21st Prime Minister of South Korea
- In office 5 December 1988 – 15 December 1988 (acting)
- President: Roh Tae-woo
- Preceded by: Lee Hyun-jae
- Succeeded by: (Himself)
- In office 16 December 1988 – 26 December 1990
- President: Roh Tae-woo
- Preceded by: (Himself)
- Succeeded by: Ro Jai-bong

South Korean Ambassador to the United Kingdom and Ireland
- In office 1981–1984
- President: Chun Doo-hwan
- Succeeded by: ^{[citation needed]}

South Korean Ambassador to the Vatican City
- In office 1984–1987
- President: Chun Doo-hwan
- Succeeded by: ^{[citation needed]}

Personal details
- Born: 30 May 1922 Changsong County, Korea, Empire of Japan
- Died: 10 May 2016 (aged 93) Seoul, South Korea
- Party: Democratic Justice
- Alma mater: Kenkoku University University of Southern California (MA, PhD)

Korean name
- Hangul: 강영훈
- Hanja: 姜英勳
- RR: Gang Yeonghun
- MR: Kang Yŏnghun

= Kang Young-hoon =

Prime Minister of South Korea from 1988 to 1990

Kang Young-Hoon (竹山 英勲, Takeyama Hidenori, 30 May 1922 – 10 May 2016) was a South Korean diplomat and politician who served as the prime minister of South Korea from 1988 to 1990 under President Roh Tae-woo.
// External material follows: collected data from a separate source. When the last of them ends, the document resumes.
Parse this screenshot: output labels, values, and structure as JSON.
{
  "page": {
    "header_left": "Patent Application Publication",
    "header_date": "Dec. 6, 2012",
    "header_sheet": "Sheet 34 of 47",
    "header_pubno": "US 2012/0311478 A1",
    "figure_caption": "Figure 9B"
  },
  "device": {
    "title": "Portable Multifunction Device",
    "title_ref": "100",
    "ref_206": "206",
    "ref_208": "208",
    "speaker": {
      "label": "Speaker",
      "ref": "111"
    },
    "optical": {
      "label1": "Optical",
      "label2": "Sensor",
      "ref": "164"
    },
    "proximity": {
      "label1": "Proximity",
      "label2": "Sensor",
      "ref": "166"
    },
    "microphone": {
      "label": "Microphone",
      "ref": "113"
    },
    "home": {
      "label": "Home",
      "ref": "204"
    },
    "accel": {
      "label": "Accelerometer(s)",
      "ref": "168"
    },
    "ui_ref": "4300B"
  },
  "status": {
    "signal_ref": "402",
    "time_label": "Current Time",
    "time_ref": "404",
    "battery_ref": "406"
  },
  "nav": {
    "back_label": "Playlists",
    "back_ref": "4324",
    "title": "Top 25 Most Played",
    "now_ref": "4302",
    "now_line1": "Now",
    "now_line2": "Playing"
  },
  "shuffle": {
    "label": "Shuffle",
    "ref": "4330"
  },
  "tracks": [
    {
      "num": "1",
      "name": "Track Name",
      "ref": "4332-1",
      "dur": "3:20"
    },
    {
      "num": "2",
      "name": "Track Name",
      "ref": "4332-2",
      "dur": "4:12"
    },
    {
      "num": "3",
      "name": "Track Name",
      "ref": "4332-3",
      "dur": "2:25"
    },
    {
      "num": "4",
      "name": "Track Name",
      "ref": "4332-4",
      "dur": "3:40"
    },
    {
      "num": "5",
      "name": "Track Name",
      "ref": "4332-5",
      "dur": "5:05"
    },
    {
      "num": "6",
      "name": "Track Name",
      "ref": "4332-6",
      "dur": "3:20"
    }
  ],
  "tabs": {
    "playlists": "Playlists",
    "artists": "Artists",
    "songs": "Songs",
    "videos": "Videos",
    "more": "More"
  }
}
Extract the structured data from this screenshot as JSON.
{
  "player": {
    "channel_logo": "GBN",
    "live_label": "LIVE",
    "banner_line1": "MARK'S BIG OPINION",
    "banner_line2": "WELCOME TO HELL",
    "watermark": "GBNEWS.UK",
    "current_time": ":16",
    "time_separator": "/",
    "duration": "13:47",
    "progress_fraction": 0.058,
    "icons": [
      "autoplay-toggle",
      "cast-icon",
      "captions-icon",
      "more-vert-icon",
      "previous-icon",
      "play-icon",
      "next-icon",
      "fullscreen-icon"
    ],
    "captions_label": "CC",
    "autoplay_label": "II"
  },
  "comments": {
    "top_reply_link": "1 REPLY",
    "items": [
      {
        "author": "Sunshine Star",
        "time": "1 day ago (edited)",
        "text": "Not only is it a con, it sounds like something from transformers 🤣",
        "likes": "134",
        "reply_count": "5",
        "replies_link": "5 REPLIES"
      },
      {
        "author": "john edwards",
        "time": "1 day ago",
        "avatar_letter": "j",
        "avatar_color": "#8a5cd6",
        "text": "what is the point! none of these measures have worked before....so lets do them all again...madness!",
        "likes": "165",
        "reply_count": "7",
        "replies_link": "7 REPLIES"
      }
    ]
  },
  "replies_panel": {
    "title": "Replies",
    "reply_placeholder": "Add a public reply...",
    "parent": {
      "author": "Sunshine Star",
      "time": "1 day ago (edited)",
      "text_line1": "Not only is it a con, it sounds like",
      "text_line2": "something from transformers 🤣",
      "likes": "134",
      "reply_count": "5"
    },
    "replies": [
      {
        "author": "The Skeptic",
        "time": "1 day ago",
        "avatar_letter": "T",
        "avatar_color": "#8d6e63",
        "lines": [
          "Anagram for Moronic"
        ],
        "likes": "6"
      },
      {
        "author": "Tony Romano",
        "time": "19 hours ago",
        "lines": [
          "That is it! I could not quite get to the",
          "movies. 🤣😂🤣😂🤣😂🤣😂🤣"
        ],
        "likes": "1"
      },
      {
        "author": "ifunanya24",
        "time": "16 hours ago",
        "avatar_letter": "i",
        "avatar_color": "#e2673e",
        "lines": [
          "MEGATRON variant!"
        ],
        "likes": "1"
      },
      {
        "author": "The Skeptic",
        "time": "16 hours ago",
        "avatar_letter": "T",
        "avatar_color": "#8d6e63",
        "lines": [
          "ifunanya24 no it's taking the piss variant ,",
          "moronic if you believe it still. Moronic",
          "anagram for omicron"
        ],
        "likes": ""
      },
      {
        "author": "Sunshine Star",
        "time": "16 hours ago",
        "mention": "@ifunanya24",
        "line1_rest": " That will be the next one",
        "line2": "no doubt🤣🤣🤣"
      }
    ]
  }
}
Beginning his career in the military, Kang entered politics through the diplomatic foreign ministry before being elected to the National Assembly in 1987. He was appointed prime minister a year later in President Roh Tae-woo's first cabinet reshuffle. His two-year tenure as prime minister was marked by his rapprochement towards North Korea, under Roh's Nordpolitik policy. After leaving government, Kang went on to become president of the South Korean National Red Cross from 1991 to 1997.

==Early life and education==
Kang was born in Changsong County, Heianhoku Province when Korea was under Japanese rule in 1922. He joined the National Defense Forces, a precursor to the Republic of Korea Army, shortly after his graduation from the Kenkoku University towards the end of World War II. He served as a division commander during the Korean War and a military attaché in the Embassy of South Korea, Washington, D.C. in 1952 before becoming director of the Joint Chiefs of Staff at the Ministry of National Defense in 1954. After a brief spell in the United States at the Army Command and General Staff College, Kang eventually reached the rank of Chungjang (Lieutenant General) and ended his career as the superintendent of the Korean Military Academy in 1961, the same year as a bloodless military coup that he opposed. He was detained in Seodaemun Prison for his role against the coup.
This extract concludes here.